カワハギシーズン真っ盛りで尺級も釣れる、和歌山・湯浅栖原の「かるも丸」(日刊銀鱗倶楽部加盟店)の乗合船で18日、中紀・白崎沖などへ出た。寒波の影響で水温が下がり、潮も動かず苦戦。それでも底潮が動き出すとシェイクやたたきなどの誘いで食いを引きだし記者は午後1時半までに肝パン交じりで20~25センチを8匹ゲット。サオ頭は北村一之さん(大阪市)で、ハワセで31センチを仕留めるなど20~31センチを10匹釣り上げた。条件が良くなれば数、型とも期待できる。

 エサ取り名人と呼ばれ、口掛かりさせるのがとても難しいカワハギだが、尺級が釣れるなど今季は型ぞろいだ。午前7時半ごろ、日ノ岬沖に到着。水深は40メートルほどで底にはカワハギ好みの岩礁帯が広がる。右舷の後方に入り、集魚板を付けた胴突き3本針仕掛けをセット。アサリ貝のむき身をエサに佐藤友則船長の合図で一斉に流し釣りを開始。

 オモリが着底すると根掛かりに注意しながら底を数回たたき、サオをゆっくり上下する誘いを繰り返す。しばらくして穂先を小さく揺らすアタリで底針に肝パンの22センチがヒット。続けて20センチを追加したが、ベタなぎの影響か後が続かず、1時間ほどで見切りを付けて次のポイントに移動。

 同10時すぎ、白崎沖に到着。水深は約30メートル。だがこちらも状況は同様で、潮が動きだすまで我慢の釣りが続いた。そして正午すぎ、底潮がゆっくり動きだすと、魚も正直なものでカワハギも釣れだした。

 船首で「飾りは付けずに仕掛けとオモリだけで釣る」という平田昭二さん(大和高田市)が腹パンの22センチを釣り上げる。記者もこの日一番で同様の25センチがヒット。さらに“魅せた”のが左隣の北村さんだ。

 底でシェイクし、1メートルほど仕掛けをゆっくり引きあげてくると、サオに重量感が乗り、グイグイ絞り込まれていく。そして引き抜いたのは20~25センチの3連パーフェクト掛け。これには船長も「3連はめったにないよ」とともに大喜び。

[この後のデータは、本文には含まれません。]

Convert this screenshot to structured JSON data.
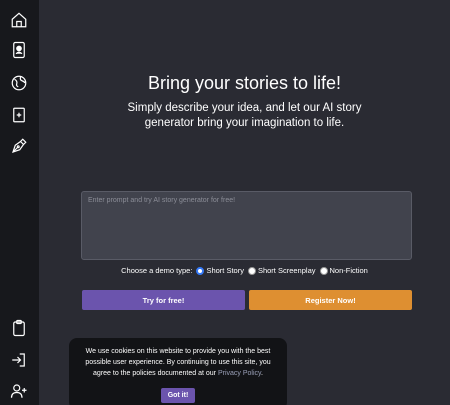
{
  "sidebar": {
    "top_icons": [
      "home-icon",
      "profile-card-icon",
      "globe-icon",
      "add-page-icon",
      "pen-nib-icon"
    ],
    "bottom_icons": [
      "clipboard-icon",
      "sign-in-icon",
      "add-user-icon"
    ]
  },
  "hero": {
    "title": "Bring your stories to life!",
    "subtitle": "Simply describe your idea, and let our AI story generator bring your imagination to life."
  },
  "prompt": {
    "placeholder": "Enter prompt and try AI story generator for free!",
    "value": ""
  },
  "demo": {
    "label": "Choose a demo type:",
    "options": [
      {
        "label": "Short Story",
        "checked": true
      },
      {
        "label": "Short Screenplay",
        "checked": false
      },
      {
        "label": "Non-Fiction",
        "checked": false
      }
    ]
  },
  "buttons": {
    "try_label": "Try for free!",
    "register_label": "Register Now!"
  },
  "cookie": {
    "text": "We use cookies on this website to provide you with the best possible user experience. By continuing to use this site, you agree to the policies documented at our ",
    "link_label": "Privacy Policy",
    "tail": ".",
    "button_label": "Got it!"
  },
  "colors": {
    "background": "#2a2b33",
    "sidebar": "#17181c",
    "primary": "#6b54ad",
    "accent": "#de8f31"
  }
}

 しかし、これだけでは終わらなかった。圧巻だったのはこのあとだ。さらに型狙いで「今度はちょっと底をハワセてみよう」と、糸をふけさせ仕掛けを流し込むと、すぐにコンコンとアタリ。ラインを巻き上げてくると、浮いてきたその姿の大きさにびっくり。取り込んで計測するとなんと尺超えの31センチ。北村さんも「30センチ級なんて初めて釣ったよ」と満面の笑みを見せた。そして午後1時半に終了。

 サオ頭は北村さんで20~31センチを10匹。記者は25センチまでを8匹と数こそ伸びなかったが、肝が大きくて食欲をそそられる良型ぞろいに満足して沖を後にした。【中村和嗣】

 【今後の見通し】昨シーズン1匹だけだった30センチ超が今月だけで2匹釣れているように今季のカワハギは良型が多い。水温さえ安定すれば活性が高くなり日ノ岬、白崎沖で20~25センチが20匹ほど狙え、尺級も期待できる。初心者は底をたたきながら探ると良い。例年5月ごろまで楽しめる。

 【問い合わせ】かるも丸【電話】0737・62・3527。乗合船料金は1人1万円。エサ(アサリ貝のむき身1パック)、氷付き、仕掛け別。エサ追加1パック500円。無料仮眠所あり。出船時間要確認。30センチ以上のカワハギを釣ると無料乗合券プレゼント。

 【交通】電車はJR紀勢本線の湯浅駅下車。タクシーで約5分。車は阪和自動車道の有田ICを出て国道42号を南下。湯浅交差点の信号を右折。北橋を右折(かるも丸の看板あり)道なりに進み栖原港へ。